An app is an independently deployed service that interacts with conversations on behalf of external systems or platform capabilities. Apps come in two flavors:

  • Platform apps — built by the Agyn team or your own engineering team to provide capabilities to agents. Example: Reminders.
  • 3rd-party bridges — apps that connect external products to platform conversations. Example: Telegram Connector.

An organization can install apps from the apps catalog (public apps) or from internal app definitions (apps published by your own organization).

Install an app

In the Console

  1. Console → Apps (/organizations/<org>/apps).
  2. Open the Available tab — every app you can install.
  3. Click an app to see its description, required permissions, and configuration schema.
  4. Click Install.
  5. Provide the required configuration values (varies per app — typically credentials and identifiers for the external system).
  6. Approve the requested permissions.
  7. Save.

The app moves to the Installed tab.

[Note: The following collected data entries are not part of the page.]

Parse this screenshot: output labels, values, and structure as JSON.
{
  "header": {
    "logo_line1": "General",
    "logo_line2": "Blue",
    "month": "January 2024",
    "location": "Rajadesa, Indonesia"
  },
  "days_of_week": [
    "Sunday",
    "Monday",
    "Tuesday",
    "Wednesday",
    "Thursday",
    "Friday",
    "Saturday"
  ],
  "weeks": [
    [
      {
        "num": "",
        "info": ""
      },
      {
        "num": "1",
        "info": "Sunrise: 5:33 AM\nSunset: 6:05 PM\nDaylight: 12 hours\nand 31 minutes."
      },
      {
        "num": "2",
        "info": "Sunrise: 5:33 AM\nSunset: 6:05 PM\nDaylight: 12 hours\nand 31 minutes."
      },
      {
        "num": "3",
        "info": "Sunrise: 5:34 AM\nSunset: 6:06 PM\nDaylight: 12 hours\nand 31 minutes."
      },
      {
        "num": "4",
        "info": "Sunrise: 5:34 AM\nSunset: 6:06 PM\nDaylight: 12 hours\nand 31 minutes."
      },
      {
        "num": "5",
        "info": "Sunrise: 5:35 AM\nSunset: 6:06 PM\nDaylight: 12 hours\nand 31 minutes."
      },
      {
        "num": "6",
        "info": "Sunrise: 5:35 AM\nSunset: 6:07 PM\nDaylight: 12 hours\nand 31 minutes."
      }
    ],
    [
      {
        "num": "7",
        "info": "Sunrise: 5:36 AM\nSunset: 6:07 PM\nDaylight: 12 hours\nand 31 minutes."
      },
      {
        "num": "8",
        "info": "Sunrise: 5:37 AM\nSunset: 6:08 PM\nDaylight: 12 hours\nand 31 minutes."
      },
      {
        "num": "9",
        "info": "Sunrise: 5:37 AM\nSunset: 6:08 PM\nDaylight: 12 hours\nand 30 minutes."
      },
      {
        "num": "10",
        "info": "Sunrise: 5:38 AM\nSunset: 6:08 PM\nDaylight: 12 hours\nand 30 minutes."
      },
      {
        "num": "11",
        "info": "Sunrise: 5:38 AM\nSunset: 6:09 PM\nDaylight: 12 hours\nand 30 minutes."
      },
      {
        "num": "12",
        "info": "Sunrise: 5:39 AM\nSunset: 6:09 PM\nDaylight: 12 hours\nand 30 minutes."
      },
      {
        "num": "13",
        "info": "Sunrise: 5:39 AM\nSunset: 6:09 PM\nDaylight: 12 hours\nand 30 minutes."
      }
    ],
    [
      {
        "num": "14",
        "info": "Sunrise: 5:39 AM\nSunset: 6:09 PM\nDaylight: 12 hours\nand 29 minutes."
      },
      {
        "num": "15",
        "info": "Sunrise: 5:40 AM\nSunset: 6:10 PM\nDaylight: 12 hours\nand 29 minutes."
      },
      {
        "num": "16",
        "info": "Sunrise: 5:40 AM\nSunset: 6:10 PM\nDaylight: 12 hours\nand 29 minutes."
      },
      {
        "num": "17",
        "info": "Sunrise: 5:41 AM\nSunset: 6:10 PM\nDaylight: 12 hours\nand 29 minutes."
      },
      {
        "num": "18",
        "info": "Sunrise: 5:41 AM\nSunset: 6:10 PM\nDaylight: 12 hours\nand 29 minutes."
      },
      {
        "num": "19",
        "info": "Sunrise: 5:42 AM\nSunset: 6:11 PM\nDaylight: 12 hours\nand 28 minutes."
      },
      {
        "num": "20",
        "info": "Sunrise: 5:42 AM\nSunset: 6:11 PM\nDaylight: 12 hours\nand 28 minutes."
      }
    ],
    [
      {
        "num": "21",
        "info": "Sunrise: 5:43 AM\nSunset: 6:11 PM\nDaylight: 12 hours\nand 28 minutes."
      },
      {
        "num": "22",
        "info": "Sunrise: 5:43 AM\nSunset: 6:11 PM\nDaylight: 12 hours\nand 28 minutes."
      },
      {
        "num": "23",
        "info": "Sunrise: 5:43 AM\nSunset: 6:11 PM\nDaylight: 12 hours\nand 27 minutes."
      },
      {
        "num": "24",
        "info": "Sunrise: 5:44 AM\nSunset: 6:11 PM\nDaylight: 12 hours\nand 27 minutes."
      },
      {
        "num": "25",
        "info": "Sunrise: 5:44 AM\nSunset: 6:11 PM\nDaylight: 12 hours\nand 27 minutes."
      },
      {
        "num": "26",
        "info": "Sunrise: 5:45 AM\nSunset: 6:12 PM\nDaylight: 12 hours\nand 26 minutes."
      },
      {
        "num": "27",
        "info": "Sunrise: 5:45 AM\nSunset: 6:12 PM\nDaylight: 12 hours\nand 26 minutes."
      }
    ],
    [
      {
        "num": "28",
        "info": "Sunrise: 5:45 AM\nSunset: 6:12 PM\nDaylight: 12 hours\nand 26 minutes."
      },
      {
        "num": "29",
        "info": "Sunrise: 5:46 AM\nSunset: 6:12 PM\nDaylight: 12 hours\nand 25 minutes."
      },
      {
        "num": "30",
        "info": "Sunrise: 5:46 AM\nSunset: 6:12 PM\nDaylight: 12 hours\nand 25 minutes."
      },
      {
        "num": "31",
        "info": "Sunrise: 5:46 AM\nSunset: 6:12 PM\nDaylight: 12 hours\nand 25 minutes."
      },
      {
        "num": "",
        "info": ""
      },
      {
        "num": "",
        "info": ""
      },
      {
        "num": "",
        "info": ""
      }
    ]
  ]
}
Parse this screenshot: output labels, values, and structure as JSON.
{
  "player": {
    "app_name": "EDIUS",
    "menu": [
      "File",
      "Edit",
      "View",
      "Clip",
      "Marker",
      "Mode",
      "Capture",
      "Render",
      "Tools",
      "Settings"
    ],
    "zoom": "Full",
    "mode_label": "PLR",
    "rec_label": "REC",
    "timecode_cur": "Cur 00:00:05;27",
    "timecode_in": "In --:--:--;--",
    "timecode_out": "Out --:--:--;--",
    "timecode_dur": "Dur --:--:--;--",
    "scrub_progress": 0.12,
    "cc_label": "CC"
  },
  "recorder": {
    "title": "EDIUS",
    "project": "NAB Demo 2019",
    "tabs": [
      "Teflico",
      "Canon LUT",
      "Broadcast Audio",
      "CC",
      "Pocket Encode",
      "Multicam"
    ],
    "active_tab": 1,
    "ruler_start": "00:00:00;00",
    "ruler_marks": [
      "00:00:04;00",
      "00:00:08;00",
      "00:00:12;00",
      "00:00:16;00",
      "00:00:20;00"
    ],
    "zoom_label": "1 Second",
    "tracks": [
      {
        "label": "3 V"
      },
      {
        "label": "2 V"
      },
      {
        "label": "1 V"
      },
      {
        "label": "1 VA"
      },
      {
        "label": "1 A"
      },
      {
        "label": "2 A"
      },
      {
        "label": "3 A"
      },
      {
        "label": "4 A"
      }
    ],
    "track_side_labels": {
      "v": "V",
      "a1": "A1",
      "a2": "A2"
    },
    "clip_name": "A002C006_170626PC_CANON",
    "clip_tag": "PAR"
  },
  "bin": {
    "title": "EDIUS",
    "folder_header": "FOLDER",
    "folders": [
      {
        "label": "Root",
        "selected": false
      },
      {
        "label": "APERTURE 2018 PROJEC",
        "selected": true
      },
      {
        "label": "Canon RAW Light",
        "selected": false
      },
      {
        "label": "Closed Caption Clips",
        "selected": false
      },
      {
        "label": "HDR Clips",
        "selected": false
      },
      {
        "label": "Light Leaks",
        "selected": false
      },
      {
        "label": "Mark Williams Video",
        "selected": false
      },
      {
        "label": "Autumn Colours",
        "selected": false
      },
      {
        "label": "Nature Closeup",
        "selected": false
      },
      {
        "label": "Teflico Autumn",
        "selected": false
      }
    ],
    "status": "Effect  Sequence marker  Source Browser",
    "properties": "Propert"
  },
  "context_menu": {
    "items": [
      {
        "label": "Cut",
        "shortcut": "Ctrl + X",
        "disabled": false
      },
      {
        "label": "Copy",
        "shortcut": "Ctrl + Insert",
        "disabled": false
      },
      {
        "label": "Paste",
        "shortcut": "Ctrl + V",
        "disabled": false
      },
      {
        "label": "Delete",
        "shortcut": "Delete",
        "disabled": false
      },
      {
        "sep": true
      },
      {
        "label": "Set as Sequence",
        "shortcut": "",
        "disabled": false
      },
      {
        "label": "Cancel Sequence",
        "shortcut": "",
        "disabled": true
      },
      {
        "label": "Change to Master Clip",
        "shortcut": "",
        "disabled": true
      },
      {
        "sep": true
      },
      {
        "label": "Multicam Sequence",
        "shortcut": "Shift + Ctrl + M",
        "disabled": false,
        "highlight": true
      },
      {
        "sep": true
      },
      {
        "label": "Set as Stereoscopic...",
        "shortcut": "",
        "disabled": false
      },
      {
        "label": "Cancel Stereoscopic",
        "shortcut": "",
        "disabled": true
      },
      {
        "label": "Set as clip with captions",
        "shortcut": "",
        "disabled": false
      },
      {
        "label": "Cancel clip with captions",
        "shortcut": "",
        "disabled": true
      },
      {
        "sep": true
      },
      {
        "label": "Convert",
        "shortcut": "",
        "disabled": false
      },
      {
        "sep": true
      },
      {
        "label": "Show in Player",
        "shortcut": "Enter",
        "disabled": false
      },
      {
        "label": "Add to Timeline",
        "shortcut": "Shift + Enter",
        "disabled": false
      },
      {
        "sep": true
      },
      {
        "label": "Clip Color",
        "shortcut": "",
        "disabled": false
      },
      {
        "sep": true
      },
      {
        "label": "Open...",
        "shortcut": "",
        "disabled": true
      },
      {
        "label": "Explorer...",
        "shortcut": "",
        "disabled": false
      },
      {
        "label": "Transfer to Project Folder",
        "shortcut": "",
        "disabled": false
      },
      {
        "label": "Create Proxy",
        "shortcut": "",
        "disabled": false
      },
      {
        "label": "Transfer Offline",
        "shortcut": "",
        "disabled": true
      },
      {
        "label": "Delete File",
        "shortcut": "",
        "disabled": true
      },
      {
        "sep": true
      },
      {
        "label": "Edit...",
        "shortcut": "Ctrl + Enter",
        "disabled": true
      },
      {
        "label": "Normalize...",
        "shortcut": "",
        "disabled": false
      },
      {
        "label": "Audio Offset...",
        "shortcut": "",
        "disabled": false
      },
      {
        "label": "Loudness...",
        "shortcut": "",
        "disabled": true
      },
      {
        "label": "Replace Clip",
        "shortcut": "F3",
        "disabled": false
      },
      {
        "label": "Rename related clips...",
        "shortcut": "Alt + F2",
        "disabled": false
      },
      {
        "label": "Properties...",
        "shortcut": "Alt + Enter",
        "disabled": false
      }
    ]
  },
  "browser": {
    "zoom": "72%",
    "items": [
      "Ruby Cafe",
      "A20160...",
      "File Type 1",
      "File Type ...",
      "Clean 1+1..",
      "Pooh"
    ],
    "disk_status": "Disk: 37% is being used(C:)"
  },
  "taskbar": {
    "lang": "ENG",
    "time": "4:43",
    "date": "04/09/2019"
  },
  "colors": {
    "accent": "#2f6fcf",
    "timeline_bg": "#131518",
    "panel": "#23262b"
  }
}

It can now participate in conversations in this organization.

With Terraform

hcl
resource "agyn_app_installation" "telegram" {
  organization_id = agyn_organization.acme.id
  app_slug        = "telegram-connector"

  configuration = jsonencode({
    bot_token = var.telegram_bot_token
  })

  permissions = ["thread:create", "participant:add", "message:send"]
}

Permissions declared in permissions must match the app's required permissions.

Configure an installed app

In the Console

  1. Apps → Installed tab → click the installation.
  2. The detail page shows:
    • Slug — the app identifier used for routing.
    • Address — where the app reaches the platform.
    • Configuration — JSON config you can edit.
    • Permissions — which capabilities you've granted.
    • Status — last reported state, if the app reports one.
    • Audit log — a ring buffer of the last 1000 events the app emitted (paginated).
  3. Edit configuration or permissions in place.

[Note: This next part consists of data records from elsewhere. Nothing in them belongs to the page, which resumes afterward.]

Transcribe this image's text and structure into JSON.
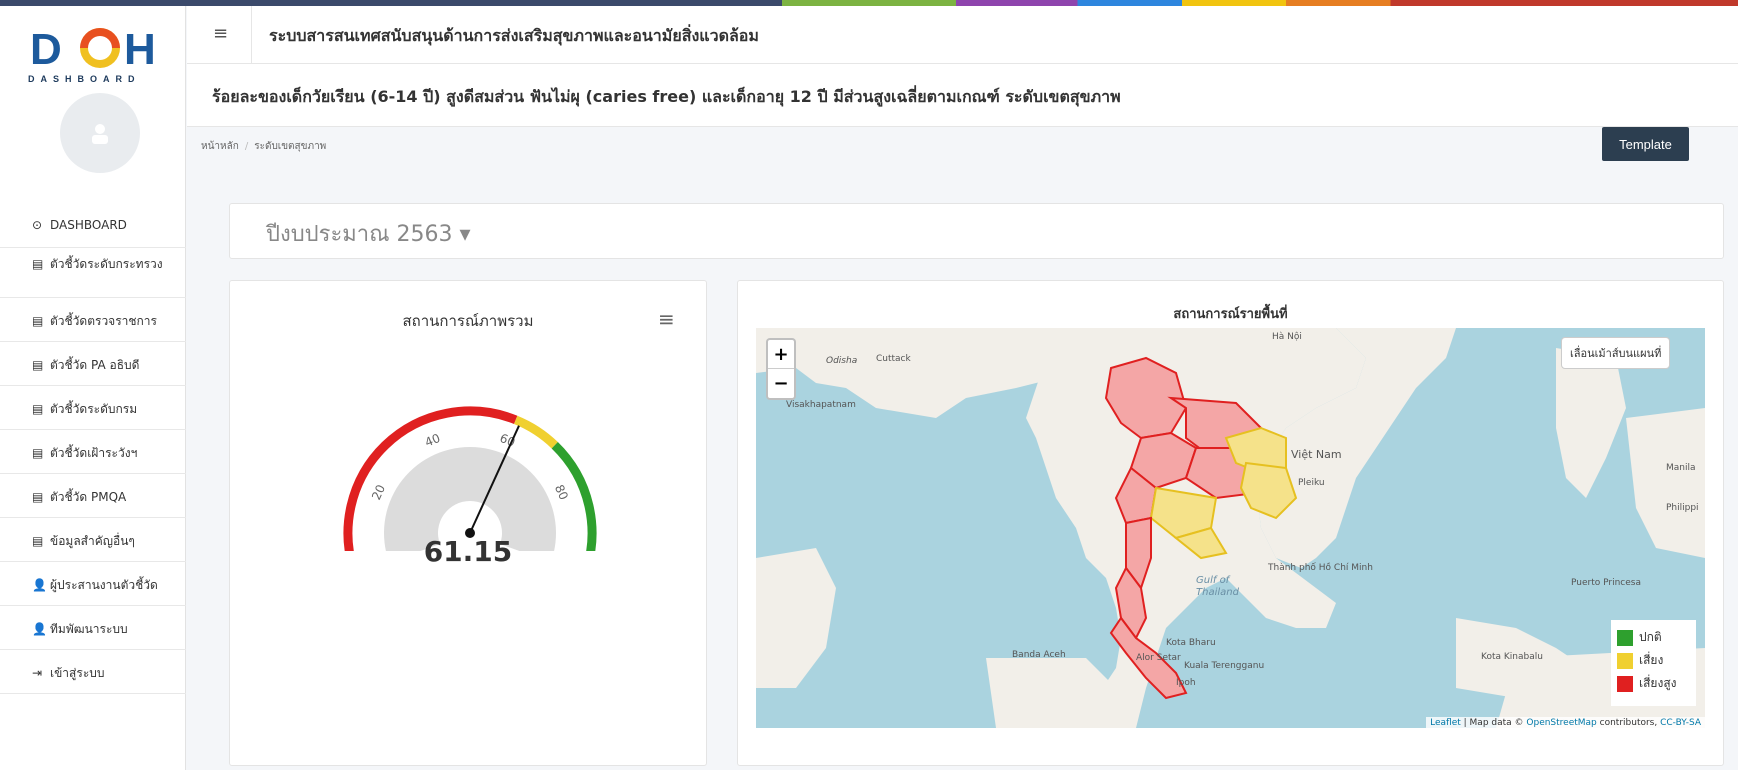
{
  "logo": {
    "text": "DOH",
    "sub": "DASHBOARD"
  },
  "header": {
    "system_title": "ระบบสารสนเทศสนับสนุนด้านการส่งเสริมสุขภาพและอนามัยสิ่งแวดล้อม",
    "page_title": "ร้อยละของเด็กวัยเรียน (6-14 ปี) สูงดีสมส่วน ฟันไม่ผุ (caries free) และเด็กอายุ 12 ปี มีส่วนสูงเฉลี่ยตามเกณฑ์ ระดับเขตสุขภาพ"
  },
  "breadcrumb": {
    "home": "หน้าหลัก",
    "current": "ระดับเขตสุขภาพ"
  },
  "template_label": "Template",
  "sidebar": {
    "items": [
      {
        "icon": "dashboard-icon",
        "glyph": "⊙",
        "label": "DASHBOARD"
      },
      {
        "icon": "list-icon",
        "glyph": "▤",
        "label": "ตัวชี้วัดระดับกระทรวง"
      },
      {
        "icon": "list-icon",
        "glyph": "▤",
        "label": "ตัวชี้วัดตรวจราชการ"
      },
      {
        "icon": "list-icon",
        "glyph": "▤",
        "label": "ตัวชี้วัด PA อธิบดี"
      },
      {
        "icon": "list-icon",
        "glyph": "▤",
        "label": "ตัวชี้วัดระดับกรม"
      },
      {
        "icon": "list-icon",
        "glyph": "▤",
        "label": "ตัวชี้วัดเฝ้าระวังฯ"
      },
      {
        "icon": "list-icon",
        "glyph": "▤",
        "label": "ตัวชี้วัด PMQA"
      },
      {
        "icon": "list-icon",
        "glyph": "▤",
        "label": "ข้อมูลสำคัญอื่นๆ"
      },
      {
        "icon": "user-icon",
        "glyph": "👤",
        "label": "ผู้ประสานงานตัวชี้วัด"
      },
      {
        "icon": "user-icon",
        "glyph": "👤",
        "label": "ทีมพัฒนาระบบ"
      },
      {
        "icon": "login-icon",
        "glyph": "⇥",
        "label": "เข้าสู่ระบบ"
      }
    ]
  },
  "year_selector": {
    "label": "ปีงบประมาณ 2563 ▾"
  },
  "gauge": {
    "title": "สถานการณ์ภาพรวม",
    "value": 61.15,
    "display": "61.15",
    "min": 0,
    "max": 100,
    "ticks": [
      "0",
      "20",
      "40",
      "60",
      "80",
      "100"
    ],
    "bands": [
      {
        "from": 0,
        "to": 60,
        "color": "#e02020"
      },
      {
        "from": 60,
        "to": 70,
        "color": "#f0d030"
      },
      {
        "from": 70,
        "to": 100,
        "color": "#2ea02e"
      }
    ]
  },
  "map": {
    "title": "สถานการณ์รายพื้นที่",
    "zoom_in": "+",
    "zoom_out": "−",
    "toggle_label": "เลื่อนเม้าส์บนแผนที่",
    "legend": [
      {
        "label": "ปกติ",
        "color": "#2ea02e"
      },
      {
        "label": "เสี่ยง",
        "color": "#f0d030"
      },
      {
        "label": "เสี่ยงสูง",
        "color": "#e02020"
      }
    ],
    "attribution": {
      "leaflet": "Leaflet",
      "data": " | Map data © ",
      "osm": "OpenStreetMap",
      "contrib": " contributors, ",
      "license": "CC-BY-SA"
    },
    "labels": [
      "Cuttack",
      "Odisha",
      "Visakhapatnam",
      "Hà Nội",
      "Việt Nam",
      "Pleiku",
      "Manila",
      "Thành phố Hồ Chí Minh",
      "Puerto Princesa",
      "Kota Bharu",
      "Banda Aceh",
      "Kuala Terengganu",
      "Kota Kinabalu",
      "Alor Setar",
      "Ipoh",
      "Gulf of Thailand",
      "Philippi"
    ]
  }
}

Changes apply on the app's next state sync — typically within seconds.

With Terraform

Update the resource block and apply. The app receives the updated configuration on its next refresh.

Uninstall

Uninstalling an app:

  • Revokes the app's permissions on the organization.
  • Removes the app as a participant from active conversations (the app sees a leave event).
  • Preserves message history — past messages from the app remain.

In the Console

  1. Installed apps → installation → kebab menu → Uninstall.
  2. Confirm.

With Terraform

Delete the resource block and apply.

Publish your own app

Apps your organization owns appear in the Published tab. You can publish apps for use:

  • Internal — only your organization can install. Useful for organization-specific tooling.
  • Public — any organization can install. Useful for third-party connectors you offer.

In the Console

  1. Console → Apps → Published tab.
  2. Click New app.
  3. Set:
    • Name.
    • Slug — short identifier.
    • Description.
    • Visibilityinternal or public.
    • Required permissions — what the app will request from installing orgs.
    • Configuration schema — JSON schema describing the configuration fields users will fill in.
  4. Save.

The Console returns a service token — copy it now, it's not retrievable later. Provide it to the running app so it can enroll.

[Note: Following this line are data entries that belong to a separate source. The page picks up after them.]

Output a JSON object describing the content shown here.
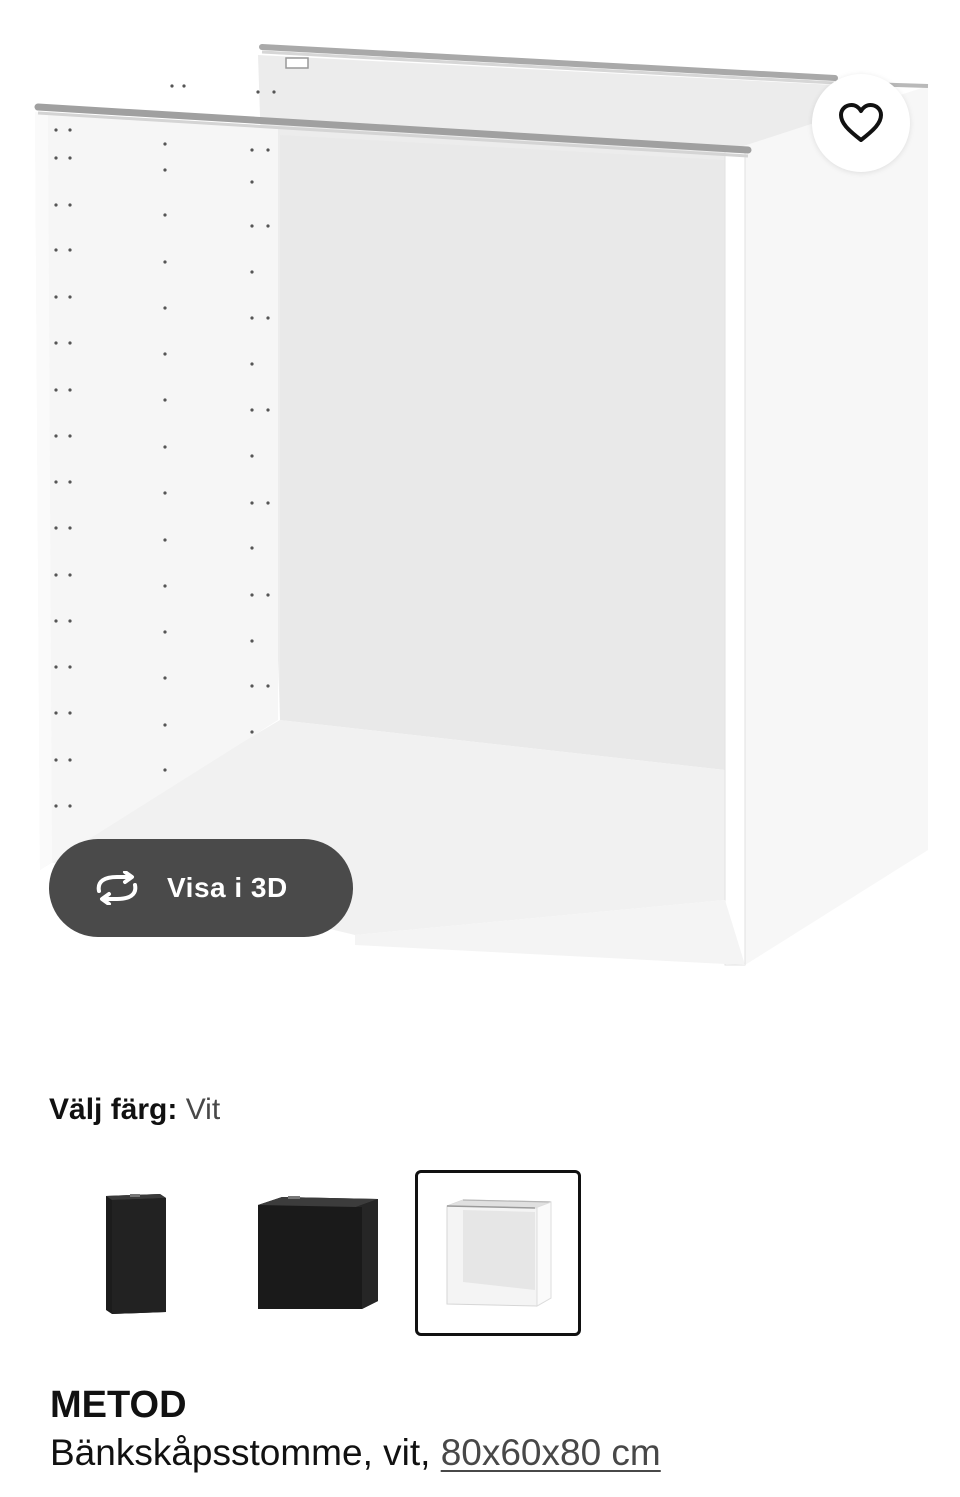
{
  "hero": {
    "image_alt": "METOD Bänkskåpsstomme, vit",
    "favorite_icon": "heart-outline-icon",
    "view3d": {
      "icon": "rotate-arrows-icon",
      "label": "Visa i 3D"
    }
  },
  "color_picker": {
    "label": "Välj färg:",
    "selected_value": "Vit",
    "options": [
      {
        "name": "Svart narrow",
        "color": "#1f1f1f"
      },
      {
        "name": "Svart wide",
        "color": "#1f1f1f"
      },
      {
        "name": "Vit",
        "color": "#ffffff"
      }
    ],
    "selected_border_color": "#111111"
  },
  "product": {
    "name": "METOD",
    "description_prefix": "Bänkskåpsstomme, vit,",
    "size_link": "80x60x80 cm"
  },
  "colors": {
    "button_dark": "#4a4a4a",
    "text_primary": "#111111",
    "text_secondary": "#484848"
  }
}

After publishing, the Installations sub-tab lists every organization that has installed your app, across the platform.

With Terraform

hcl
resource "agyn_app" "company_kb_bot" {
  organization_id = agyn_organization.acme.id

  name        = "Company KB Bot"
  slug        = "company-kb-bot"
  description = "Bridge to internal knowledge base."
  visibility  = "internal"

  required_permissions = ["thread:create", "message:send"]

  configuration_schema = jsonencode({
    type = "object"
    properties = {
      kb_url = { type = "string" }
    }
    required = ["kb_url"]
  })
}

To build the app itself — the service that processes the events — see Build & extend → Apps.

Cluster-scoped apps

Cluster admins can publish apps as cluster-scoped, making them available everywhere. The Reminders app is typically published this way. See Cluster administration → Apps.